Le territoire est dématérialisé pour devenir rêvé, imaginé et mythifié dans un projet collectif de faire renaitre la solidarité.

Le territoire n’est plus extérieur à la personne mais incorporé en valeur à défendre, soutenue par des rites, des commémorations et le mythe d’une terre promise.

Le droit ne concerne plus le sol mais la mémoire, animée par la langue et la religion

La diaspora, fluide biologique d’une communauté, unit mais dissocie l’identité de la nationalité. Les normes diasporiques affrontent celles du pays d’accueil, défi identitaire ultime à la violence politique qui les a créées.

 

Le trauma racial

L’intégration des populations noires aux USA a-t-elle eu lieu ?  

L’égalité formelle masque la discrimination réelle concernant la santé, l’éducation, l’emploi, dans lesquels les populations noires sont massivement représentées en bas de l’échelle.

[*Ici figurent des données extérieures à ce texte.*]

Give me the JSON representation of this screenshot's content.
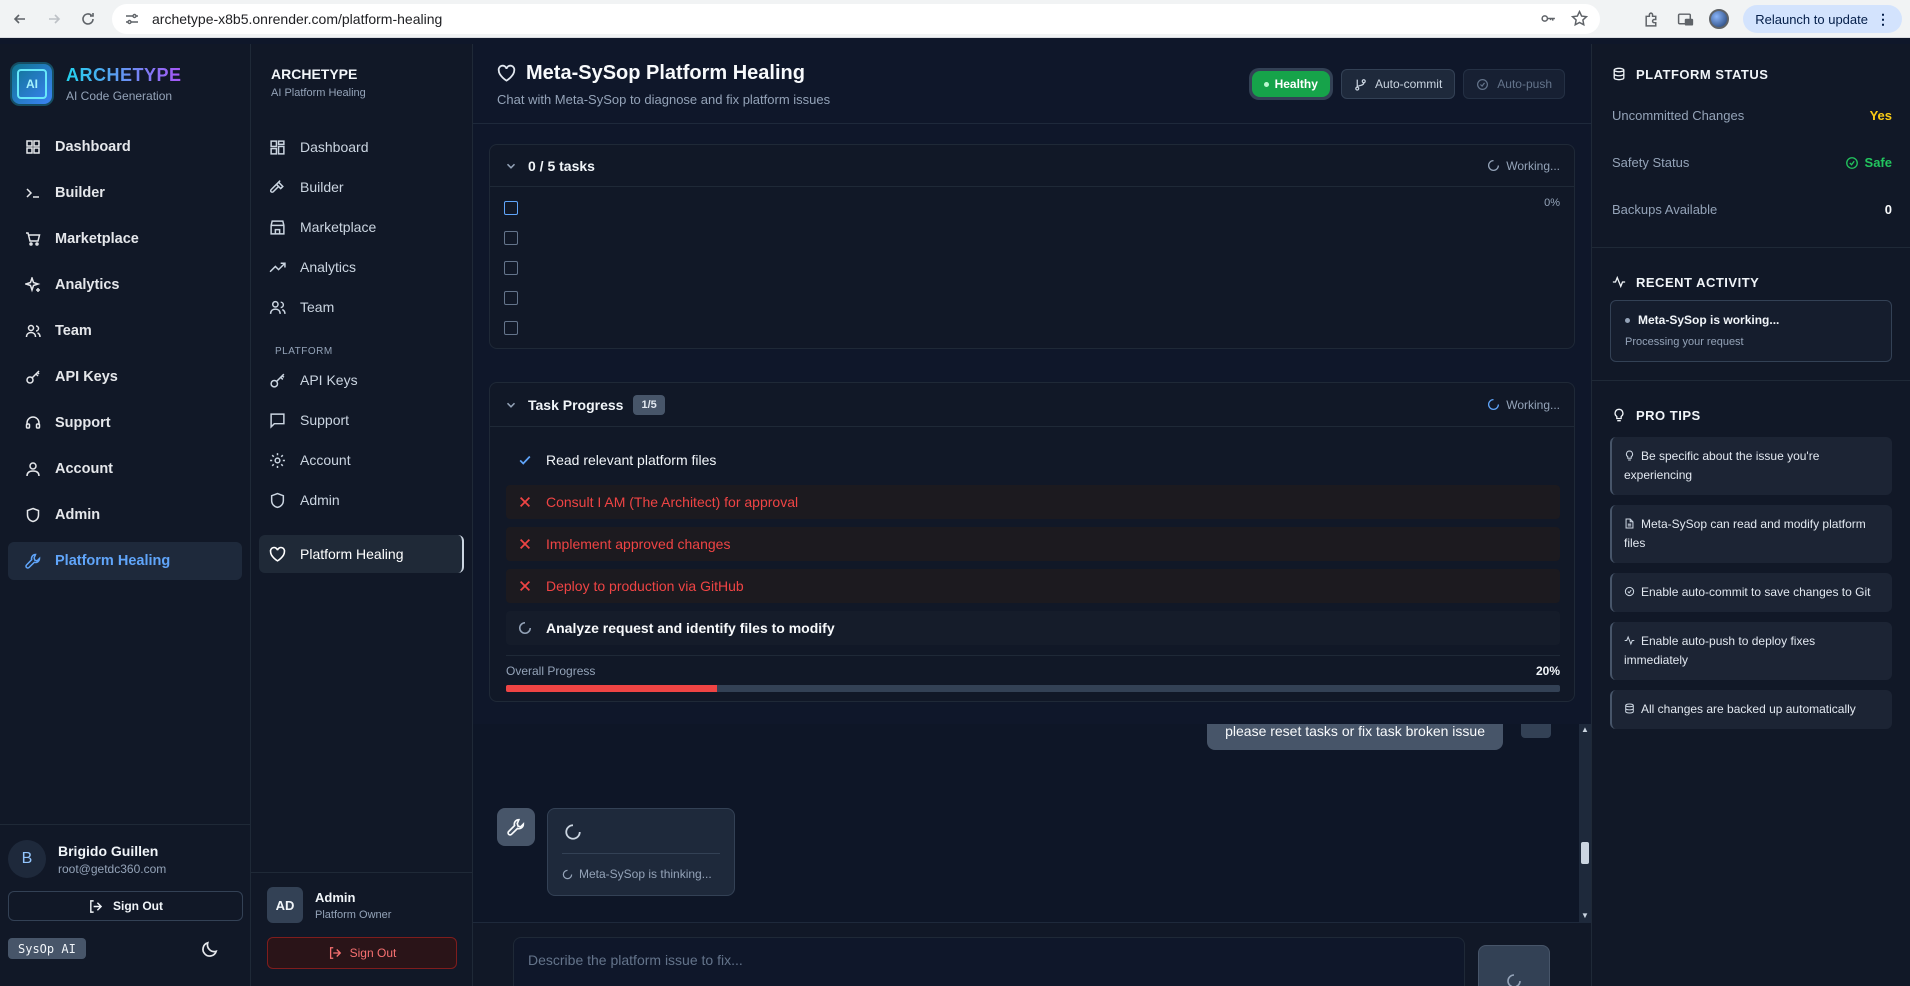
{
  "browser": {
    "url": "archetype-x8b5.onrender.com/platform-healing",
    "relaunch_label": "Relaunch to update"
  },
  "sidebar1": {
    "brand_title": "ARCHETYPE",
    "brand_sub": "AI Code Generation",
    "logo_text": "AI",
    "items": [
      {
        "label": "Dashboard",
        "icon": "grid-icon"
      },
      {
        "label": "Builder",
        "icon": "terminal-icon"
      },
      {
        "label": "Marketplace",
        "icon": "cart-icon"
      },
      {
        "label": "Analytics",
        "icon": "sparkle-icon"
      },
      {
        "label": "Team",
        "icon": "users-icon"
      },
      {
        "label": "API Keys",
        "icon": "key-icon"
      },
      {
        "label": "Support",
        "icon": "headset-icon"
      },
      {
        "label": "Account",
        "icon": "user-icon"
      },
      {
        "label": "Admin",
        "icon": "shield-icon"
      },
      {
        "label": "Platform Healing",
        "icon": "wrench-icon"
      }
    ],
    "user_initial": "B",
    "user_name": "Brigido Guillen",
    "user_email": "root@getdc360.com",
    "signout_label": "Sign Out",
    "sysop_badge": "SysOp AI"
  },
  "sidebar2": {
    "title": "ARCHETYPE",
    "subtitle": "AI Platform Healing",
    "items": [
      {
        "label": "Dashboard"
      },
      {
        "label": "Builder"
      },
      {
        "label": "Marketplace"
      },
      {
        "label": "Analytics"
      },
      {
        "label": "Team"
      }
    ],
    "section_label": "PLATFORM",
    "platform_items": [
      {
        "label": "API Keys"
      },
      {
        "label": "Support"
      },
      {
        "label": "Account"
      },
      {
        "label": "Admin"
      }
    ],
    "active_label": "Platform Healing",
    "user_initials": "AD",
    "user_name": "Admin",
    "user_role": "Platform Owner",
    "signout_label": "Sign Out"
  },
  "header": {
    "title": "Meta-SySop Platform Healing",
    "subtitle": "Chat with Meta-SySop to diagnose and fix platform issues",
    "healthy_label": "Healthy",
    "autocommit_label": "Auto-commit",
    "autopush_label": "Auto-push",
    "colors": {
      "healthy": "#16a34a"
    }
  },
  "tasks_card": {
    "title": "0 / 5 tasks",
    "status": "Working...",
    "percent_label": "0%",
    "checkbox_count": 5
  },
  "progress_card": {
    "title": "Task Progress",
    "badge": "1/5",
    "status": "Working...",
    "tasks": [
      {
        "label": "Read relevant platform files",
        "state": "done"
      },
      {
        "label": "Consult I AM (The Architect) for approval",
        "state": "failed"
      },
      {
        "label": "Implement approved changes",
        "state": "failed"
      },
      {
        "label": "Deploy to production via GitHub",
        "state": "failed"
      },
      {
        "label": "Analyze request and identify files to modify",
        "state": "running"
      }
    ],
    "overall_label": "Overall Progress",
    "overall_percent": "20%",
    "overall_fraction": 0.2,
    "colors": {
      "progress": "#ef4444",
      "failed": "#ef4444"
    }
  },
  "chat": {
    "user_message": "please reset tasks or fix task broken issue",
    "thinking_label": "Meta-SySop is thinking..."
  },
  "composer": {
    "placeholder": "Describe the platform issue to fix..."
  },
  "right_panel": {
    "status_title": "PLATFORM STATUS",
    "stats": [
      {
        "label": "Uncommitted Changes",
        "value": "Yes"
      },
      {
        "label": "Safety Status",
        "value": "Safe"
      },
      {
        "label": "Backups Available",
        "value": "0"
      }
    ],
    "activity_title": "RECENT ACTIVITY",
    "activity_item_title": "Meta-SySop is working...",
    "activity_item_sub": "Processing your request",
    "tips_title": "PRO TIPS",
    "tips": [
      {
        "text": "Be specific about the issue you're experiencing",
        "icon": "bulb-icon"
      },
      {
        "text": "Meta-SySop can read and modify platform files",
        "icon": "file-icon"
      },
      {
        "text": "Enable auto-commit to save changes to Git",
        "icon": "check-circle-icon"
      },
      {
        "text": "Enable auto-push to deploy fixes immediately",
        "icon": "activity-icon"
      },
      {
        "text": "All changes are backed up automatically",
        "icon": "database-icon"
      }
    ]
  }
}
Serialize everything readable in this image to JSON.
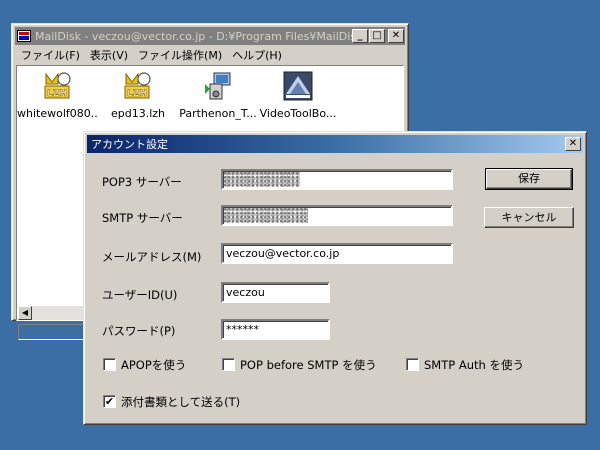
{
  "maildisk": {
    "title": "MailDisk - veczou@vector.co.jp - D:¥Program Files¥MailDisk",
    "menu": [
      "ファイル(F)",
      "表示(V)",
      "ファイル操作(M)",
      "ヘルプ(H)"
    ],
    "files": [
      {
        "name": "whitewolf080...",
        "icon": "lzh-archive-icon"
      },
      {
        "name": "epd13.lzh",
        "icon": "lzh-archive-icon"
      },
      {
        "name": "Parthenon_T...",
        "icon": "installer-icon"
      },
      {
        "name": "VideoToolBo...",
        "icon": "video-tool-icon"
      }
    ]
  },
  "dialog": {
    "title": "アカウント設定",
    "pop3_label": "POP3 サーバー",
    "smtp_label": "SMTP サーバー",
    "mail_label": "メールアドレス(M)",
    "mail_value": "veczou@vector.co.jp",
    "user_label": "ユーザーID(U)",
    "user_value": "veczou",
    "pass_label": "パスワード(P)",
    "pass_value": "******",
    "save_label": "保存",
    "cancel_label": "キャンセル",
    "apop_label": "APOPを使う",
    "apop_checked": false,
    "pbs_label": "POP before SMTP を使う",
    "pbs_checked": false,
    "smtpauth_label": "SMTP Auth を使う",
    "smtpauth_checked": false,
    "attach_label": "添付書類として送る(T)",
    "attach_checked": true
  },
  "colors": {
    "desktop": "#3a6ea5",
    "face": "#d4d0c8",
    "active_title": "#0a246a"
  }
}
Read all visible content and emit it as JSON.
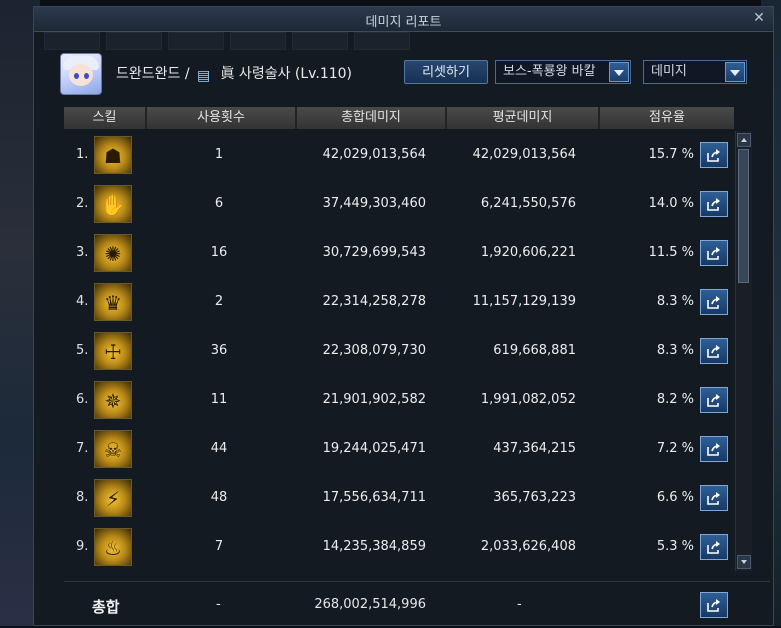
{
  "window": {
    "title": "데미지 리포트"
  },
  "character": {
    "name": "드완드완드",
    "separator": "/",
    "class_icon": "scroll-icon",
    "class_text": "眞 사령술사 (Lv.110)"
  },
  "controls": {
    "reset_label": "리셋하기",
    "target_select": "보스-폭룡왕 바칼",
    "metric_select": "데미지"
  },
  "table": {
    "headers": [
      "스킬",
      "사용횟수",
      "총합데미지",
      "평균데미지",
      "점유율"
    ],
    "rows": [
      {
        "num": "1.",
        "icon": "golden-mask-icon",
        "uses": "1",
        "total": "42,029,013,564",
        "avg": "42,029,013,564",
        "share": "15.7 %"
      },
      {
        "num": "2.",
        "icon": "claw-hand-icon",
        "uses": "6",
        "total": "37,449,303,460",
        "avg": "6,241,550,576",
        "share": "14.0 %"
      },
      {
        "num": "3.",
        "icon": "dark-web-icon",
        "uses": "16",
        "total": "30,729,699,543",
        "avg": "1,920,606,221",
        "share": "11.5 %"
      },
      {
        "num": "4.",
        "icon": "winged-figure-icon",
        "uses": "2",
        "total": "22,314,258,278",
        "avg": "11,157,129,139",
        "share": "8.3 %"
      },
      {
        "num": "5.",
        "icon": "skeletal-hand-icon",
        "uses": "36",
        "total": "22,308,079,730",
        "avg": "619,668,881",
        "share": "8.3 %"
      },
      {
        "num": "6.",
        "icon": "cracked-sigil-icon",
        "uses": "11",
        "total": "21,901,902,582",
        "avg": "1,991,082,052",
        "share": "8.2 %"
      },
      {
        "num": "7.",
        "icon": "beast-head-icon",
        "uses": "44",
        "total": "19,244,025,471",
        "avg": "437,364,215",
        "share": "7.2 %"
      },
      {
        "num": "8.",
        "icon": "slash-streaks-icon",
        "uses": "48",
        "total": "17,556,634,711",
        "avg": "365,763,223",
        "share": "6.6 %"
      },
      {
        "num": "9.",
        "icon": "rising-spirit-icon",
        "uses": "7",
        "total": "14,235,384,859",
        "avg": "2,033,626,408",
        "share": "5.3 %"
      }
    ]
  },
  "total": {
    "label": "총합",
    "uses": "-",
    "total": "268,002,514,996",
    "avg": "-"
  }
}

« Les personnes sont malades, car leur environnement l’est » Dr Norman Ajari, philosophe

Esclavage, colonialisme ont fait des personnes racisées des objets

L’exeat est amer : les victimes et leurs enfants restent dans la quête sans fin de la reconnaissance et de l’acceptation de l’autre

« L’expérience quotidienne de l’inégalité, de la discrimination, de la ségrégation, des injures, de la dépossession de soi, de ses biens et de sa Culture, cela rend fou »

Le Pr R.T. Carter, Columbia, met en perspective les situations de racismes et, comme conséquence possible, l’état de stress post-traumatique rencontré chez les victimes de violence.

Les symptômes observés sont nombreux : reviviscences, flashback, hallucinations, évitement, excitation, instabilité émotionnelle, culpabilité, tristesse, faible estime de soi, et aussi dissociation et amnésie.

 Ces symptômes correspondraient à de véritables altérations des structures neurologiques du système limbique : amygdale cérébrale hyperactive, atrophie de l’hippocampe en cause dans les troubles de la mémoire, cortex cingulaire antérieur dysfonctionnel, pouvant expliquer la difficulté de contrôle des émotions

 Les conséquences peuvent être également somatique avec l’augmentation d’incidence de toutes les maladies, particulièrement les maladies métaboliques et les cardiopathies.

 

L’exil place les personnes en situation de vulnérabilité : la représentation en diaspora est une tentative d’étayage et de reconstruction au minimum symbolique pour une vie vivable. La personne racisée déplacée affronte des défis multiples :

-         Sur le plan culturel, pour les sociétés dont le développement s’est fait au prix de l’injustice et du sacrifice imposé à certains,

-         Sur le plan personnel, dans les dimensions physique, mentale et émotionnelle.